I received a free copy from NetGalley in exchange of an honest review.

Wednesday, February 01, 2023

Downfall by Louise Carey: review

5/5 stars on Goodreads

Downfall by Louise Carey

Downfall concludes Carey’s excellent Inscape trilogy set in post-apocalyptic London that’s been divided between two corporations, InTech and Thoughtfront, that are at constant war over resources and technology. Tanta used to be an InTech posterchild, until she learned the extent with which the corporation controls the minds of its residents with technology, and rose to oppose it with Cole who is the architect of the mind control system.

The previous book ended with InTech uploading an improved version of the programme, which completely wipes out everyone’s personality. Tanta and Cole barely escaped in time, and they are now fugitives hunted by InTech. They must try to remove the improved programme, which is a threat to them too if they return to InTech, and end the mind control system for good.

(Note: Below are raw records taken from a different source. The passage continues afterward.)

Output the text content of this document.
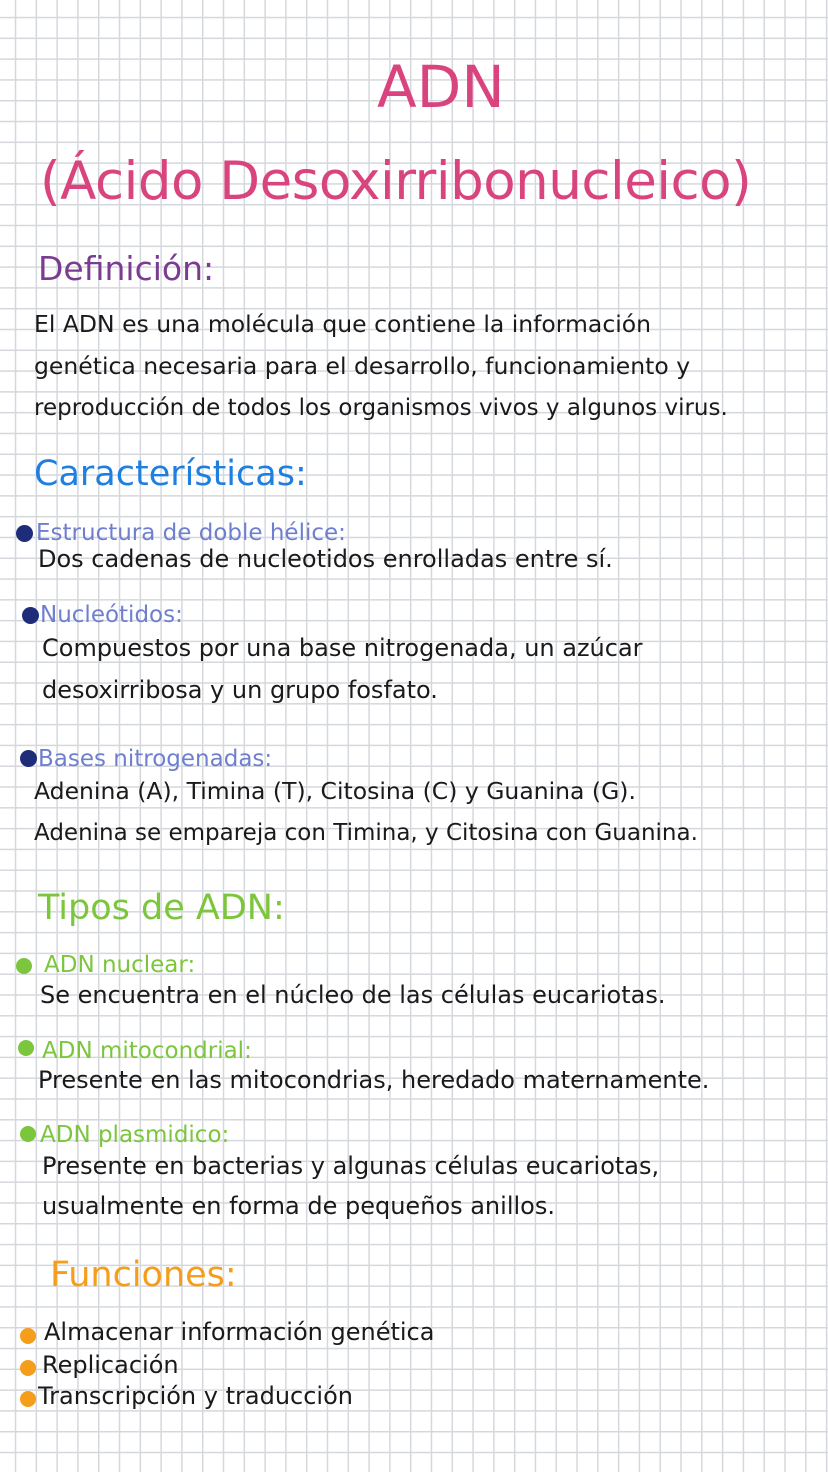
ADN
(Ácido Desoxirribonucleico)
Definición:
El ADN es una molécula que contiene la información
genética necesaria para el desarrollo, funcionamiento y
reproducción de todos los organismos vivos y algunos virus.
Características:
Estructura de doble hélice:
Dos cadenas de nucleotidos enrolladas entre sí.
Nucleótidos:
Compuestos por una base nitrogenada, un azúcar
desoxirribosa y un grupo fosfato.
Bases nitrogenadas:
Adenina (A), Timina (T), Citosina (C) y Guanina (G).
Adenina se empareja con Timina, y Citosina con Guanina.
Tipos de ADN:
ADN nuclear:
Se encuentra en el núcleo de las células eucariotas.
ADN mitocondrial:
Presente en las mitocondrias, heredado maternamente.
ADN plasmidico:
Presente en bacterias y algunas células eucariotas,
usualmente en forma de pequeños anillos.
Funciones:
Almacenar información genética
Replicación
Transcripción y traducción
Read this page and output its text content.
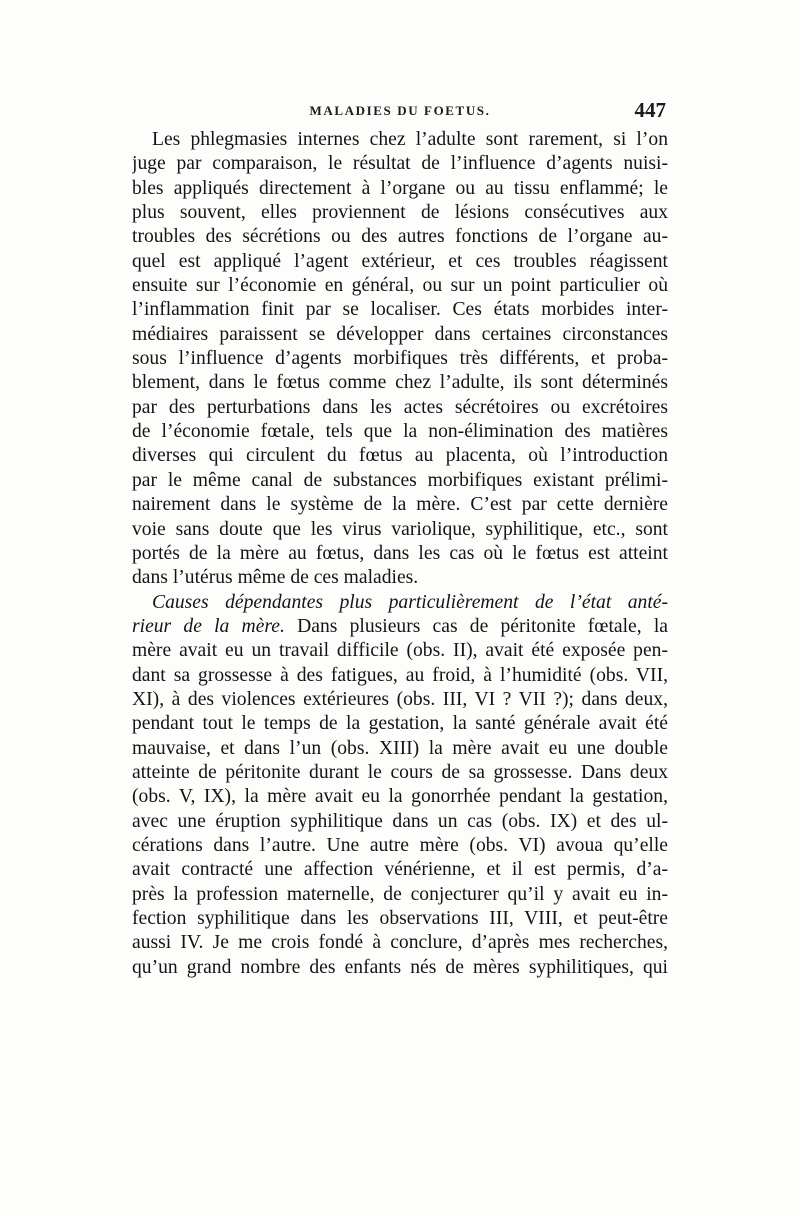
MALADIES DU FOETUS.	447
Les phlegmasies internes chez l’adulte sont rarement, si l’on
juge par comparaison, le résultat de l’influence d’agents nuisi-
bles appliqués directement à l’organe ou au tissu enflammé; le
plus souvent, elles proviennent de lésions consécutives aux
troubles des sécrétions ou des autres fonctions de l’organe au-
quel est appliqué l’agent extérieur, et ces troubles réagissent
ensuite sur l’économie en général, ou sur un point particulier où
l’inflammation finit par se localiser. Ces états morbides inter-
médiaires paraissent se développer dans certaines circonstances
sous l’influence d’agents morbifiques très différents, et proba-
blement, dans le fœtus comme chez l’adulte, ils sont déterminés
par des perturbations dans les actes sécrétoires ou excrétoires
de l’économie fœtale, tels que la non-élimination des matières
diverses qui circulent du fœtus au placenta, où l’introduction
par le même canal de substances morbifiques existant prélimi-
nairement dans le système de la mère. C’est par cette dernière
voie sans doute que les virus variolique, syphilitique, etc., sont
portés de la mère au fœtus, dans les cas où le fœtus est atteint
dans l’utérus même de ces maladies.
Causes dépendantes plus particulièrement de l’état anté-
rieur de la mère. Dans plusieurs cas de péritonite fœtale, la
mère avait eu un travail difficile (obs. II), avait été exposée pen-
dant sa grossesse à des fatigues, au froid, à l’humidité (obs. VII,
XI), à des violences extérieures (obs. III, VI ? VII ?); dans deux,
pendant tout le temps de la gestation, la santé générale avait été
mauvaise, et dans l’un (obs. XIII) la mère avait eu une double
atteinte de péritonite durant le cours de sa grossesse. Dans deux
(obs. V, IX), la mère avait eu la gonorrhée pendant la gestation,
avec une éruption syphilitique dans un cas (obs. IX) et des ul-
cérations dans l’autre. Une autre mère (obs. VI) avoua qu’elle
avait contracté une affection vénérienne, et il est permis, d’a-
près la profession maternelle, de conjecturer qu’il y avait eu in-
fection syphilitique dans les observations III, VIII, et peut-être
aussi IV. Je me crois fondé à conclure, d’après mes recherches,
qu’un grand nombre des enfants nés de mères syphilitiques, qui
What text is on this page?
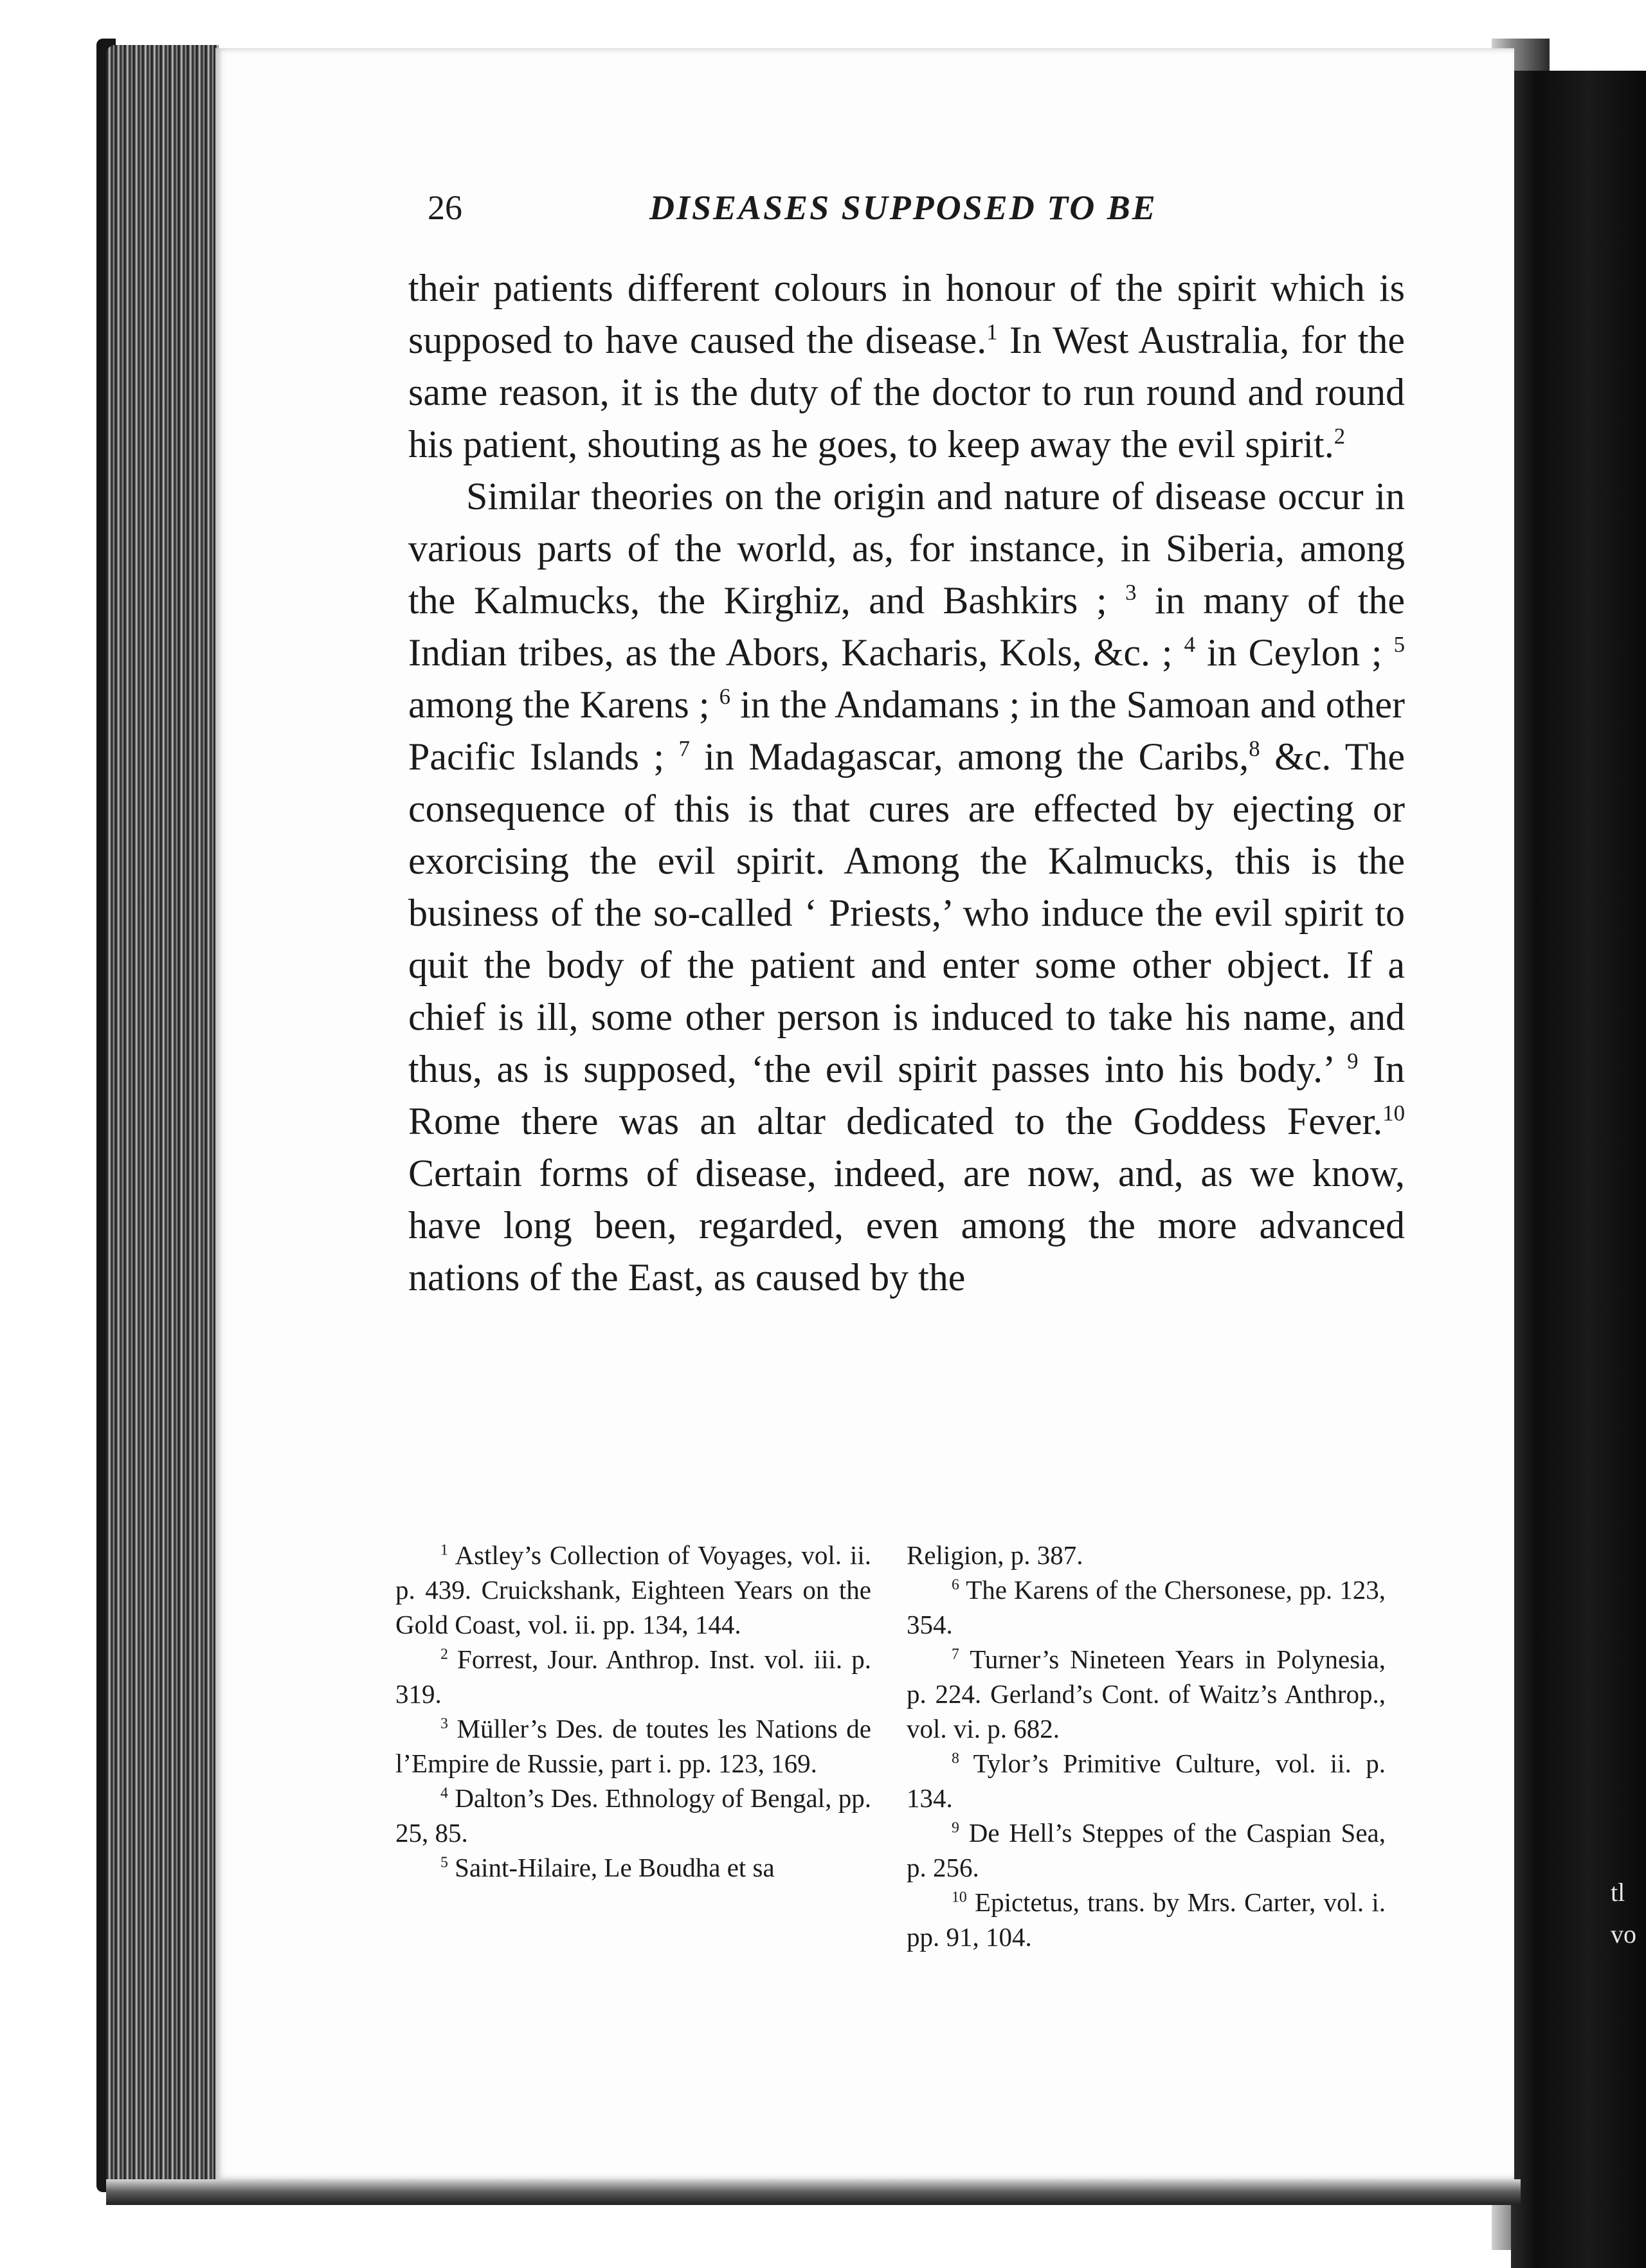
tl
vo
26	DISEASES SUPPOSED TO BE

their patients different colours in honour of the spirit which is supposed to have caused the disease.$^1$ In West Australia, for the same reason, it is the duty of the doctor to run round and round his patient, shouting as he goes, to keep away the evil spirit.$^2$

Similar theories on the origin and nature of disease occur in various parts of the world, as, for instance, in Siberia, among the Kalmucks, the Kirghiz, and Bashkirs ; $^3$ in many of the Indian tribes, as the Abors, Kacharis, Kols, &c. ; $^4$ in Ceylon ; $^5$ among the Karens ; $^6$ in the Andamans ; in the Samoan and other Pacific Islands ; $^7$ in Madagascar, among the Caribs,$^8$ &c. The consequence of this is that cures are effected by ejecting or exorcising the evil spirit. Among the Kalmucks, this is the business of the so-called ‘ Priests,’ who induce the evil spirit to quit the body of the patient and enter some other object. If a chief is ill, some other person is induced to take his name, and thus, as is supposed, ‘the evil spirit passes into his body.’ $^9$ In Rome there was an altar dedicated to the Goddess Fever.$^{10}$ Certain forms of disease, indeed, are now, and, as we know, have long been, regarded, even among the more advanced nations of the East, as caused by the

$^1$ Astley’s Collection of Voyages, vol. ii. p. 439. Cruickshank, Eighteen Years on the Gold Coast, vol. ii. pp. 134, 144.

$^2$ Forrest, Jour. Anthrop. Inst. vol. iii. p. 319.

$^3$ Müller’s Des. de toutes les Nations de l’Empire de Russie, part i. pp. 123, 169.

$^4$ Dalton’s Des. Ethnology of Bengal, pp. 25, 85.

$^5$ Saint-Hilaire, Le Boudha et sa

Religion, p. 387.

$^6$ The Karens of the Chersonese, pp. 123, 354.

$^7$ Turner’s Nineteen Years in Polynesia, p. 224. Gerland’s Cont. of Waitz’s Anthrop., vol. vi. p. 682.

$^8$ Tylor’s Primitive Culture, vol. ii. p. 134.

$^9$ De Hell’s Steppes of the Caspian Sea, p. 256.

$^{10}$ Epictetus, trans. by Mrs. Carter, vol. i. pp. 91, 104.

I had small trouble getting into the book, as it opened with a POV of a side character I didnt remember, but the story soon gained speed. The book broadened the world a little, showing that there are settlements outside the corporations where people are surviving and even thriving. Their residents are willing to help Tanta and Cole, but in the end, it’s up to the two of them to not only to save the residents of InTech from the corporation, but to save InTech from Thoughtfront too.

Tanta’s and Cole’s friendship continued to be the core of the story, despite Tanta constantly pining after her former girlfriend Reet, who’s now the enemy. I liked the odd dynamic where they are in turn the teacher and the pupil, parent and the protegee. I especially liked how it didn’t turn into a romance. I wasn’t as interested in the other characters in their team. They had their uses, but I was never so attached to them that I would’ve mourned if they had died. Reet was never my favourite to begin with.

The ending was great and not the solution I saw coming. It’s conclusive enough that the trilogy can comfortably and satisfyingly end here, but open enough that if the author wishes to return to her world, there’s room for it. I wouldn’t mind reading more.

I received a free copy from NetGalley in exchange for an honest review.